Well, my introduction and first chapter are now finished and sent off, hopefully in a state that can be considered adequate. I can't tell myself, as towards the end I just found myself just cutting and pasting paragraphs over and over again hoping that eventually all of the pieces will fit together smoothly, until all of the words ran together and began looking like scribbles. It was around the time that I started blithely throwing around 'Foucaultian', like that's what normal people do, that I decided it was time to stop.

I'm not even writing about Foucault. What is happening to me.

Anyway, I start in on Goethe possibly tomorrow, more probably Tuesday. Hopefully it will take less time, and not require a new chapter to spring up out of nowhere. Once is probably already too much for that.

Thursday, June 20, 2013

Traveling, far and near

I have returned from choir tour in Paris! It was very fun. We sang to Napoleon in the chapel where he's buried in the EcolĂ© Militaire, and did a concert in the Irish Chaplaincy. Additionally, we managed to get in last-minute singing in a massive and beautiful church near the chaplaincy, and then sang a service at Saint Eustache, which is even more massive and beautiful. It was a little mind-blowing, and very odd, just because when the space is so tall and expansive your voice tends to spin up towards the ceiling and never come back down so that it sounds like you're the only one there. Disconcerting, at best. But still amazing.

Also, I gorged myself on French pastries and cocktails, so it was a lovely vacation altogether.

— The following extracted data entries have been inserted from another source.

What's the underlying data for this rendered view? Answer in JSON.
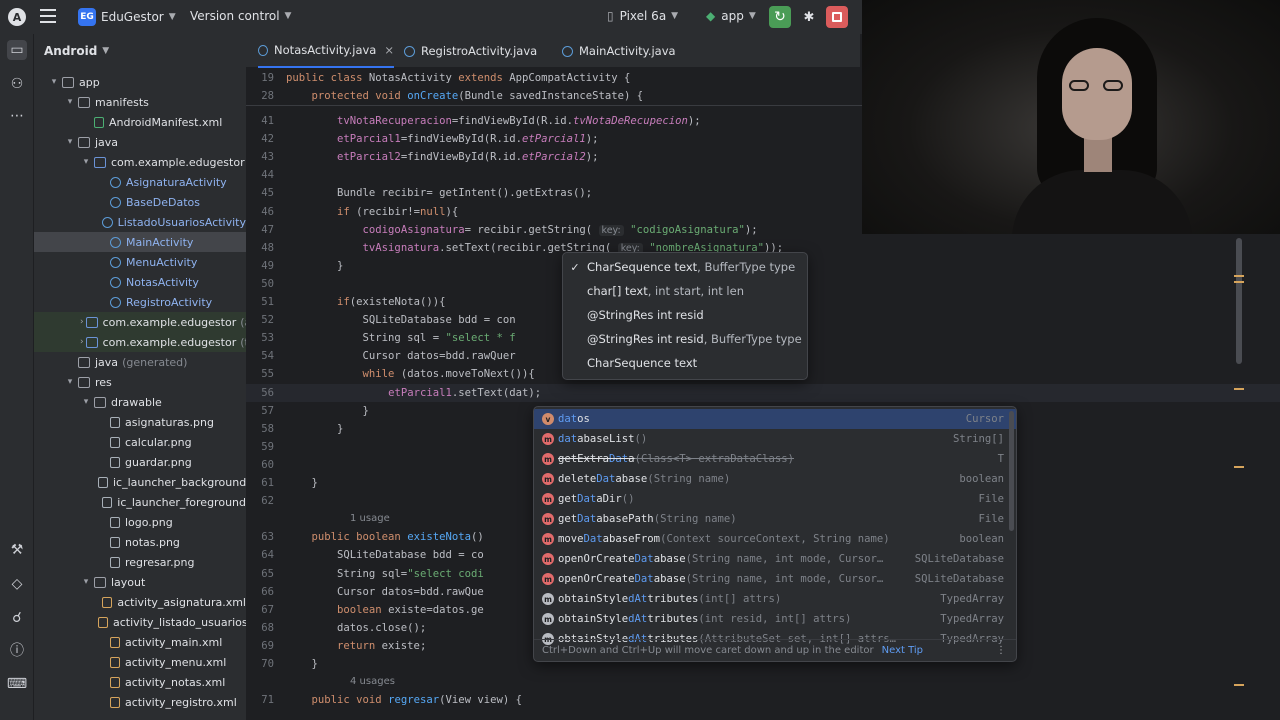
{
  "topbar": {
    "logo_glyph": "A",
    "project_badge": "EG",
    "project_name": "EduGestor",
    "version_control": "Version control",
    "device": "Pixel 6a",
    "run_config": "app"
  },
  "sidebar_title": "Android",
  "tree": [
    {
      "label": "app",
      "indent": 0,
      "arrow": "open",
      "icon": "folder"
    },
    {
      "label": "manifests",
      "indent": 1,
      "arrow": "open",
      "icon": "folder"
    },
    {
      "label": "AndroidManifest.xml",
      "indent": 2,
      "arrow": "none",
      "icon": "mf"
    },
    {
      "label": "java",
      "indent": 1,
      "arrow": "open",
      "icon": "folder"
    },
    {
      "label": "com.example.edugestor",
      "indent": 2,
      "arrow": "open",
      "icon": "folder"
    },
    {
      "label": "AsignaturaActivity",
      "indent": 3,
      "arrow": "none",
      "icon": "class"
    },
    {
      "label": "BaseDeDatos",
      "indent": 3,
      "arrow": "none",
      "icon": "class"
    },
    {
      "label": "ListadoUsuariosActivity",
      "indent": 3,
      "arrow": "none",
      "icon": "class"
    },
    {
      "label": "MainActivity",
      "indent": 3,
      "arrow": "none",
      "icon": "class",
      "selected": true
    },
    {
      "label": "MenuActivity",
      "indent": 3,
      "arrow": "none",
      "icon": "class"
    },
    {
      "label": "NotasActivity",
      "indent": 3,
      "arrow": "none",
      "icon": "class"
    },
    {
      "label": "RegistroActivity",
      "indent": 3,
      "arrow": "none",
      "icon": "class"
    },
    {
      "label": "com.example.edugestor",
      "suffix": "(a",
      "indent": 2,
      "arrow": "closed",
      "icon": "folder",
      "green": true
    },
    {
      "label": "com.example.edugestor",
      "suffix": "(te",
      "indent": 2,
      "arrow": "closed",
      "icon": "folder",
      "green": true
    },
    {
      "label": "java",
      "suffix": "(generated)",
      "indent": 1,
      "arrow": "none",
      "icon": "folder"
    },
    {
      "label": "res",
      "indent": 1,
      "arrow": "open",
      "icon": "folder"
    },
    {
      "label": "drawable",
      "indent": 2,
      "arrow": "open",
      "icon": "folder"
    },
    {
      "label": "asignaturas.png",
      "indent": 3,
      "arrow": "none",
      "icon": "file"
    },
    {
      "label": "calcular.png",
      "indent": 3,
      "arrow": "none",
      "icon": "file"
    },
    {
      "label": "guardar.png",
      "indent": 3,
      "arrow": "none",
      "icon": "file"
    },
    {
      "label": "ic_launcher_background",
      "indent": 3,
      "arrow": "none",
      "icon": "file"
    },
    {
      "label": "ic_launcher_foreground",
      "indent": 3,
      "arrow": "none",
      "icon": "file"
    },
    {
      "label": "logo.png",
      "indent": 3,
      "arrow": "none",
      "icon": "file"
    },
    {
      "label": "notas.png",
      "indent": 3,
      "arrow": "none",
      "icon": "file"
    },
    {
      "label": "regresar.png",
      "indent": 3,
      "arrow": "none",
      "icon": "file"
    },
    {
      "label": "layout",
      "indent": 2,
      "arrow": "open",
      "icon": "folder"
    },
    {
      "label": "activity_asignatura.xml",
      "indent": 3,
      "arrow": "none",
      "icon": "xml"
    },
    {
      "label": "activity_listado_usuarios",
      "indent": 3,
      "arrow": "none",
      "icon": "xml"
    },
    {
      "label": "activity_main.xml",
      "indent": 3,
      "arrow": "none",
      "icon": "xml"
    },
    {
      "label": "activity_menu.xml",
      "indent": 3,
      "arrow": "none",
      "icon": "xml"
    },
    {
      "label": "activity_notas.xml",
      "indent": 3,
      "arrow": "none",
      "icon": "xml"
    },
    {
      "label": "activity_registro.xml",
      "indent": 3,
      "arrow": "none",
      "icon": "xml"
    }
  ],
  "tabs": [
    {
      "label": "NotasActivity.java",
      "active": true,
      "close": "×"
    },
    {
      "label": "RegistroActivity.java",
      "active": false
    },
    {
      "label": "MainActivity.java",
      "active": false
    }
  ],
  "sticky_lines": [
    {
      "num": "19",
      "segments": [
        [
          "kw",
          "public class "
        ],
        [
          "",
          "NotasActivity "
        ],
        [
          "kw",
          "extends "
        ],
        [
          "",
          "AppCompatActivity {"
        ]
      ]
    },
    {
      "num": "28",
      "segments": [
        [
          "kw",
          "    protected void "
        ],
        [
          "fn",
          "onCreate"
        ],
        [
          "",
          "(Bundle savedInstanceState) {"
        ]
      ]
    }
  ],
  "code_lines": [
    {
      "num": "41",
      "segments": [
        [
          "",
          "        "
        ],
        [
          "fld",
          "tvNotaRecuperacion"
        ],
        [
          "",
          "=findViewById(R.id."
        ],
        [
          "itf",
          "tvNotaDeRecupecion"
        ],
        [
          "",
          ");"
        ]
      ]
    },
    {
      "num": "42",
      "segments": [
        [
          "",
          "        "
        ],
        [
          "fld",
          "etParcial1"
        ],
        [
          "",
          "=findViewById(R.id."
        ],
        [
          "itf",
          "etParcial1"
        ],
        [
          "",
          ");"
        ]
      ]
    },
    {
      "num": "43",
      "segments": [
        [
          "",
          "        "
        ],
        [
          "fld",
          "etParcial2"
        ],
        [
          "",
          "=findViewById(R.id."
        ],
        [
          "itf",
          "etParcial2"
        ],
        [
          "",
          ");"
        ]
      ]
    },
    {
      "num": "44",
      "segments": []
    },
    {
      "num": "45",
      "segments": [
        [
          "",
          "        Bundle recibir= getIntent().getExtras();"
        ]
      ]
    },
    {
      "num": "46",
      "segments": [
        [
          "",
          "        "
        ],
        [
          "kw",
          "if "
        ],
        [
          "",
          "(recibir!="
        ],
        [
          "kw",
          "null"
        ],
        [
          "",
          "){"
        ]
      ]
    },
    {
      "num": "47",
      "segments": [
        [
          "",
          "            "
        ],
        [
          "fld",
          "codigoAsignatura"
        ],
        [
          "",
          "= recibir.getString( "
        ],
        [
          "hint",
          "key:"
        ],
        [
          "str",
          " \"codigoAsignatura\""
        ],
        [
          "",
          ");"
        ]
      ]
    },
    {
      "num": "48",
      "segments": [
        [
          "",
          "            "
        ],
        [
          "fld",
          "tvAsignatura"
        ],
        [
          "",
          ".setText(recibir.getString( "
        ],
        [
          "hint",
          "key:"
        ],
        [
          "str",
          " \"nombreAsignatura\""
        ],
        [
          "",
          "));"
        ]
      ]
    },
    {
      "num": "49",
      "segments": [
        [
          "",
          "        }"
        ]
      ]
    },
    {
      "num": "50",
      "segments": []
    },
    {
      "num": "51",
      "segments": [
        [
          "",
          "        "
        ],
        [
          "kw",
          "if"
        ],
        [
          "",
          "(existeNota()){"
        ]
      ]
    },
    {
      "num": "52",
      "segments": [
        [
          "",
          "            SQLiteDatabase bdd = con"
        ]
      ]
    },
    {
      "num": "53",
      "segments": [
        [
          "",
          "            String sql = "
        ],
        [
          "str",
          "\"select * f"
        ]
      ]
    },
    {
      "num": "54",
      "segments": [
        [
          "",
          "            Cursor datos=bdd.rawQuer"
        ],
        [
          "",
          "                                      );"
        ]
      ]
    },
    {
      "num": "55",
      "segments": [
        [
          "",
          "            "
        ],
        [
          "kw",
          "while "
        ],
        [
          "",
          "(datos.moveToNext()){"
        ]
      ]
    },
    {
      "num": "56",
      "segments": [
        [
          "",
          "                "
        ],
        [
          "fld",
          "etParcial1"
        ],
        [
          "",
          ".setText(dat);"
        ]
      ],
      "caret": true
    },
    {
      "num": "57",
      "segments": [
        [
          "",
          "            }"
        ]
      ]
    },
    {
      "num": "58",
      "segments": [
        [
          "",
          "        }"
        ]
      ]
    },
    {
      "num": "59",
      "segments": []
    },
    {
      "num": "60",
      "segments": []
    },
    {
      "num": "61",
      "segments": [
        [
          "",
          "    }"
        ]
      ]
    },
    {
      "num": "62",
      "segments": []
    },
    {
      "num": "",
      "usages": "1 usage"
    },
    {
      "num": "63",
      "segments": [
        [
          "kw",
          "    public boolean "
        ],
        [
          "fn",
          "existeNota"
        ],
        [
          "",
          "()"
        ]
      ]
    },
    {
      "num": "64",
      "segments": [
        [
          "",
          "        SQLiteDatabase bdd = co"
        ]
      ]
    },
    {
      "num": "65",
      "segments": [
        [
          "",
          "        String sql="
        ],
        [
          "str",
          "\"select codi"
        ]
      ]
    },
    {
      "num": "66",
      "segments": [
        [
          "",
          "        Cursor datos=bdd.rawQue"
        ]
      ]
    },
    {
      "num": "67",
      "segments": [
        [
          "kw",
          "        boolean "
        ],
        [
          "",
          "existe=datos.ge"
        ]
      ]
    },
    {
      "num": "68",
      "segments": [
        [
          "",
          "        datos.close();"
        ]
      ]
    },
    {
      "num": "69",
      "segments": [
        [
          "kw",
          "        return "
        ],
        [
          "",
          "existe;"
        ]
      ]
    },
    {
      "num": "70",
      "segments": [
        [
          "",
          "    }"
        ]
      ]
    },
    {
      "num": "",
      "usages": "4 usages"
    },
    {
      "num": "71",
      "segments": [
        [
          "kw",
          "    public void "
        ],
        [
          "fn",
          "regresar"
        ],
        [
          "",
          "(View view) {"
        ]
      ]
    }
  ],
  "param_info": [
    {
      "check": true,
      "bold": "CharSequence text",
      "rest": ", BufferType type"
    },
    {
      "check": false,
      "bold": "char[] text",
      "rest": ", int start, int len"
    },
    {
      "check": false,
      "bold": "@StringRes int resid",
      "rest": ""
    },
    {
      "check": false,
      "bold": "@StringRes int resid",
      "rest": ", BufferType type"
    },
    {
      "check": false,
      "bold": "CharSequence text",
      "rest": ""
    }
  ],
  "completions": [
    {
      "icon": "v",
      "pre": "",
      "match": "dat",
      "post": "os",
      "params": "",
      "type": "Cursor",
      "selected": true
    },
    {
      "icon": "m",
      "pre": "",
      "match": "dat",
      "post": "abaseList",
      "params": "()",
      "type": "String[]"
    },
    {
      "icon": "m",
      "pre": "getExtra",
      "match": "Dat",
      "post": "a",
      "params": "(Class<T> extraDataClass)",
      "type": "T",
      "strike": true
    },
    {
      "icon": "m",
      "pre": "delete",
      "match": "Dat",
      "post": "abase",
      "params": "(String name)",
      "type": "boolean"
    },
    {
      "icon": "m",
      "pre": "get",
      "match": "Dat",
      "post": "aDir",
      "params": "()",
      "type": "File"
    },
    {
      "icon": "m",
      "pre": "get",
      "match": "Dat",
      "post": "abasePath",
      "params": "(String name)",
      "type": "File"
    },
    {
      "icon": "m",
      "pre": "move",
      "match": "Dat",
      "post": "abaseFrom",
      "params": "(Context sourceContext, String name)",
      "type": "boolean"
    },
    {
      "icon": "m",
      "pre": "openOrCreate",
      "match": "Dat",
      "post": "abase",
      "params": "(String name, int mode, Cursor…",
      "type": "SQLiteDatabase"
    },
    {
      "icon": "m",
      "pre": "openOrCreate",
      "match": "Dat",
      "post": "abase",
      "params": "(String name, int mode, Cursor…",
      "type": "SQLiteDatabase"
    },
    {
      "icon": "s",
      "pre": "obtainStyle",
      "match": "dAt",
      "post": "tributes",
      "params": "(int[] attrs)",
      "type": "TypedArray"
    },
    {
      "icon": "s",
      "pre": "obtainStyle",
      "match": "dAt",
      "post": "tributes",
      "params": "(int resid, int[] attrs)",
      "type": "TypedArray"
    },
    {
      "icon": "s",
      "pre": "obtainStyle",
      "match": "dAt",
      "post": "tributes",
      "params": "(AttributeSet set, int[] attrs…",
      "type": "TypedArray"
    }
  ],
  "completion_footer": {
    "hint": "Ctrl+Down and Ctrl+Up will move caret down and up in the editor",
    "link": "Next Tip",
    "more": "⋮"
  },
  "colors": {
    "accent": "#3574f0",
    "run_green": "#4a9c56",
    "stop_red": "#db5c5c",
    "background": "#1e1f22",
    "panel": "#2b2d30"
  }
}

The day after I came back from Paris, I went on a trip to Cragside for my public engagement project, which was also very fun! Lord Armstrong was a bit mad, and as a result, his house is amazing, filled to the brim with gadgets and hydroelectric-powered machinery. We took a tour around and checked out his various acquisitions (everything from paintings to Moorish tiles to taxidermy), as well as a fireplace so massive it had to be built into the mountainside to avoid collapsing the house. He was a man before his time--knew sustainable energy when he saw it. The whole place was incredible, and very fun to have a wander in.

This has of course all distracted me from work, but in a good way, I think. I'm feeling refreshed on the whole, and ready to have a summer full of labour. This will no doubt change as soon as I actually get back to work, but the feeling is helpful for now.